Descriptions, Reviews, Etc.
Publisher Description:
The Spanish cleric Bartolom de Las Casas is a key figure in the history of Spain's conquest of the Americas. Las Casas condemned the torture and murder of natives by the conquistadores in reports to the Spanish royal court and in tracts such as A Short Account of the Destruction of the Indies (1552). For his unrelenting denunciation of the colonialists' atrocities, Las Casas has been revered as a noble protector of the Indians and as a pioneering anti-imperialist. He has become a larger-than-life figure invoked by generations of anticolonialists in Europe and Latin America.

Separating historical reality from myth, Daniel Castro provides a nuanced, revisionist assessment of the friar's career, writings, and political activities.
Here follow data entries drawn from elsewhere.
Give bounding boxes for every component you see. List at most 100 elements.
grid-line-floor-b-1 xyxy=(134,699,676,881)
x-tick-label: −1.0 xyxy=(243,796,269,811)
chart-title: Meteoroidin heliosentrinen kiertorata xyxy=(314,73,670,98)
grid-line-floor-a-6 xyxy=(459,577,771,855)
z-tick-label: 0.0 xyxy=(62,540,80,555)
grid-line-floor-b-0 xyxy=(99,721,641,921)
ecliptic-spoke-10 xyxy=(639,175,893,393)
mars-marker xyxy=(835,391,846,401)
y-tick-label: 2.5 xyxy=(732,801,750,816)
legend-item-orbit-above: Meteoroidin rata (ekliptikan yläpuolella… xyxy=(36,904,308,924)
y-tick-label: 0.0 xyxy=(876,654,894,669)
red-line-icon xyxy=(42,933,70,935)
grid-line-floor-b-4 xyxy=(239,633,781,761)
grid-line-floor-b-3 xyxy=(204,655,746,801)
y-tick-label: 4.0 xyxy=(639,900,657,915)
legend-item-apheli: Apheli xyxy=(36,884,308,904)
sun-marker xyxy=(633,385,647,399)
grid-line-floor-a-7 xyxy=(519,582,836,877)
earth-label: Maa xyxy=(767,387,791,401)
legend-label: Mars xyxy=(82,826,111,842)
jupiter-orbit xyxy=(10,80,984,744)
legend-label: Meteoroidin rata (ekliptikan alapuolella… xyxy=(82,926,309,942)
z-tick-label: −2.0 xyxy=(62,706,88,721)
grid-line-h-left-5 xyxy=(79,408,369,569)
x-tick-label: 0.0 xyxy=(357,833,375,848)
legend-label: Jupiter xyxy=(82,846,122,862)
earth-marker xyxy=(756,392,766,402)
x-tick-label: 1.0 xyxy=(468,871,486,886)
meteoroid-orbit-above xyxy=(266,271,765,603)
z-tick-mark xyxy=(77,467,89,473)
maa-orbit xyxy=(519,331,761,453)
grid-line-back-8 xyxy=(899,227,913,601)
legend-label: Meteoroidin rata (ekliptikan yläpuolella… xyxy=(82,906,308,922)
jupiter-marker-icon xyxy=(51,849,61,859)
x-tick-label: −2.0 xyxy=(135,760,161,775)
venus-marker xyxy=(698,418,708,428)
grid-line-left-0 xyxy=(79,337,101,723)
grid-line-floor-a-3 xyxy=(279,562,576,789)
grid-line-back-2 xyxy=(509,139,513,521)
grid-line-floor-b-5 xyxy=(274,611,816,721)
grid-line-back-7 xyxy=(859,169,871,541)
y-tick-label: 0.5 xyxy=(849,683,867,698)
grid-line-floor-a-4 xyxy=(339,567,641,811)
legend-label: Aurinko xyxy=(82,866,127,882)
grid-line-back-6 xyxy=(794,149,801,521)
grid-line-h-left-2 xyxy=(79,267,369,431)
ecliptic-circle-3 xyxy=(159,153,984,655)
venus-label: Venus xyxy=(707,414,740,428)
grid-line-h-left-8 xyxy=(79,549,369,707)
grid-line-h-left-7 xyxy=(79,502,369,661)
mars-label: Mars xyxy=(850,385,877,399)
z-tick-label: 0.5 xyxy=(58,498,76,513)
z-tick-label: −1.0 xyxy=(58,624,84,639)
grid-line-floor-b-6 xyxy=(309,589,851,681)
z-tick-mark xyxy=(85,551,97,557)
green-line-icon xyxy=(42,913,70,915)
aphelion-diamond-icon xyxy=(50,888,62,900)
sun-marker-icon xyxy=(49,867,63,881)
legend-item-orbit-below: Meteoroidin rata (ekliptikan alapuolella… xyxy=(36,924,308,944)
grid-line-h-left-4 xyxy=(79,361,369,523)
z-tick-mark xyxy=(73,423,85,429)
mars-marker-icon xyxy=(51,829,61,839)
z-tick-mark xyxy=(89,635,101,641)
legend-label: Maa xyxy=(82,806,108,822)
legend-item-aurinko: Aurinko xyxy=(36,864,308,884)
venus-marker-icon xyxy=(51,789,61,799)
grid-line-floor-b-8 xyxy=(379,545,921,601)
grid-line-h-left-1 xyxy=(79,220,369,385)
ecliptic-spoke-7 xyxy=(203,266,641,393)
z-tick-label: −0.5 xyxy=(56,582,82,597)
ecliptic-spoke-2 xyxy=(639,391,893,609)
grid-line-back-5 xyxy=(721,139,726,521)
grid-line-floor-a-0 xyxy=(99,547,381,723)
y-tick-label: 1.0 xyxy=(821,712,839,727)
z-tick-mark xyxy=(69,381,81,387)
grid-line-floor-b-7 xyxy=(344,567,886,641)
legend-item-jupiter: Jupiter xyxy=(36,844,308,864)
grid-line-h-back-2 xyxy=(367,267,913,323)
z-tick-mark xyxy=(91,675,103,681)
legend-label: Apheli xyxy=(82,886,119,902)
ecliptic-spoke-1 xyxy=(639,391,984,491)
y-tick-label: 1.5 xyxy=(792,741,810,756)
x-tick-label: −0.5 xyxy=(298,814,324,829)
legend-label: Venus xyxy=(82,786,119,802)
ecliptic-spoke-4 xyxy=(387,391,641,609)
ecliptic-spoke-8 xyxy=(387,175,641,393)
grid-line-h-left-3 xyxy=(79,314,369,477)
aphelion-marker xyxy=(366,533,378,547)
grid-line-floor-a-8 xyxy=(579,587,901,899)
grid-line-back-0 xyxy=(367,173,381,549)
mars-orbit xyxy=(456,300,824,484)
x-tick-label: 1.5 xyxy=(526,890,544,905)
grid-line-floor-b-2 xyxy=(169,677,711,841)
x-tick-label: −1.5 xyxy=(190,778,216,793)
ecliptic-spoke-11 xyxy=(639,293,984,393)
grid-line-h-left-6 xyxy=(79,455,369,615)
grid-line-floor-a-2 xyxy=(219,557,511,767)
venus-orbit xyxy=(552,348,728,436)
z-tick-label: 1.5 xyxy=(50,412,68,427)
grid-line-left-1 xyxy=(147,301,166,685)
Castro argues that Las Casas was very much an imperialist. Intent on converting the Indians to Christianity, the religion of the colonizers, Las Casas simply offered the natives another face of empire: a paternalistic, ecclesiastical imperialism. Castro contends that while the friar was a skilled political manipulator, influential at what was arguably the world's most powerful sixteenth-century imperial court, his advocacy on behalf of the natives had little impact on their lives. Analyzing Las Casas's extensive writings, Castro points out that in his many years in the Americas, Las Casas spent very little time among the indigenous people he professed to love, and he made virtually no effort to learn their languages. He saw himself as an emissary from a superior culture with a divine mandate to impose a set of ideas and beliefs on the colonized. He differed from his compatriots primarily in his antipathy to violence as the means for achieving conversion.